Applicable only to applicants applying to a position in any location with pay disclosure requirements under state or local law: ​

• The compensation range described below is the range of possible base pay compensation that the Company believes in good faith it will pay for this role at the time of this posting based on the job grade for this position. Individual compensation paid within this range will depend on many factors including geographic location, and we may ultimately pay more or less than the posted range.
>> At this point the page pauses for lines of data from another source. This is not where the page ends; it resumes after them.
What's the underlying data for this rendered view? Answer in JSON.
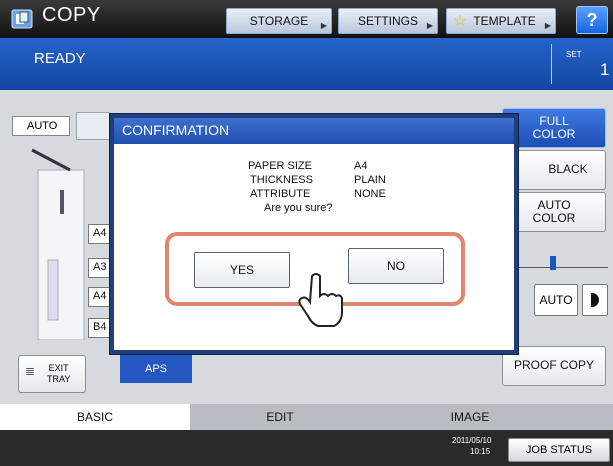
{
  "header": {
    "app_title": "COPY",
    "storage_label": "STORAGE",
    "settings_label": "SETTINGS",
    "template_label": "TEMPLATE",
    "help_label": "?"
  },
  "status": {
    "text": "READY",
    "set_label": "SET",
    "set_value": "1"
  },
  "left_panel": {
    "auto_label": "AUTO",
    "paper_sizes": [
      "A4",
      "A3",
      "A4",
      "B4"
    ],
    "exit_tray_label": "EXIT\nTRAY",
    "aps_label": "APS"
  },
  "right_panel": {
    "full_color_label": "FULL\nCOLOR",
    "black_label": "BLACK",
    "auto_color_label": "AUTO\nCOLOR",
    "auto_density_label": "AUTO",
    "proof_copy_label": "PROOF COPY"
  },
  "tabs": [
    "BASIC",
    "EDIT",
    "IMAGE"
  ],
  "footer": {
    "date": "2011/05/10",
    "time": "10:15",
    "job_status_label": "JOB STATUS"
  },
  "dialog": {
    "title": "CONFIRMATION",
    "paper_size_label": "PAPER SIZE",
    "paper_size_value": "A4",
    "thickness_label": "THICKNESS",
    "thickness_value": "PLAIN",
    "attribute_label": "ATTRIBUTE",
    "attribute_value": "NONE",
    "question": "Are you sure?",
    "yes_label": "YES",
    "no_label": "NO"
  },
  "colors": {
    "status_bar": "#1346a3",
    "dialog_header": "#2a5bbd",
    "highlight": "#e0856e"
  }
}
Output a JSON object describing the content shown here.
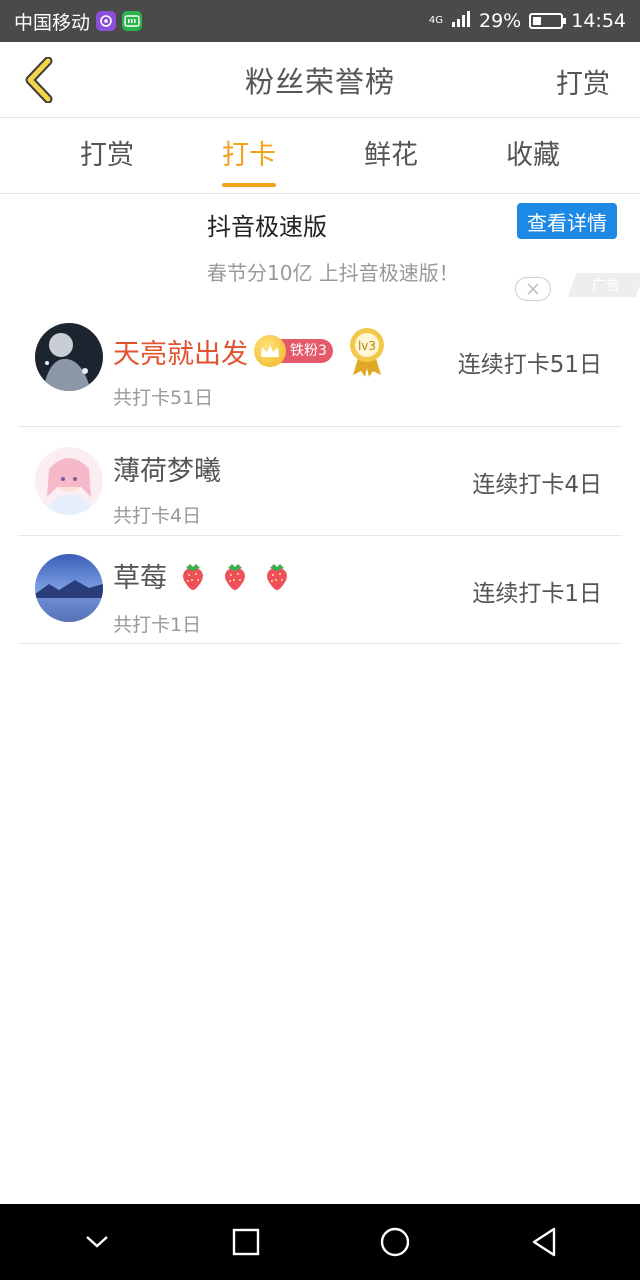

This range may be modified in the future.​

• We offer a comprehensive package of benefits including paid time off (vacation, holidays, sick), medical/dental/vision insurance and 401(k) to eligible employees.​

• This job is eligible to participate in our short-term incentive programs. ​

​Note: No amount of pay is considered to be wages or compensation until such amount is earned, vested, and determinable. The amount and availability of any bonus, commission, incentive, benefits, or any other form of compensation and benefits that are allocable to a particular employee remains in the Company's sole and absolute discretion unless and until paid and may be modified at the Company’s sole and absolute discretion, consistent with applicable law. 

AbbVie is committed to operating with integrity, driving innovation, transforming lives, serving our community and embracing diversity and inclusion.  It is AbbVie’s policy to employ qualified persons of the greatest ability without discrimination against any employee or applicant for employment because of race, color, religion, national origin, age, sex (including pregnancy), physical or mental disability, medical condition, genetic information, gender identity or expression, sexual orientation, marital status, status as a protected veteran, or any other legally protected group status.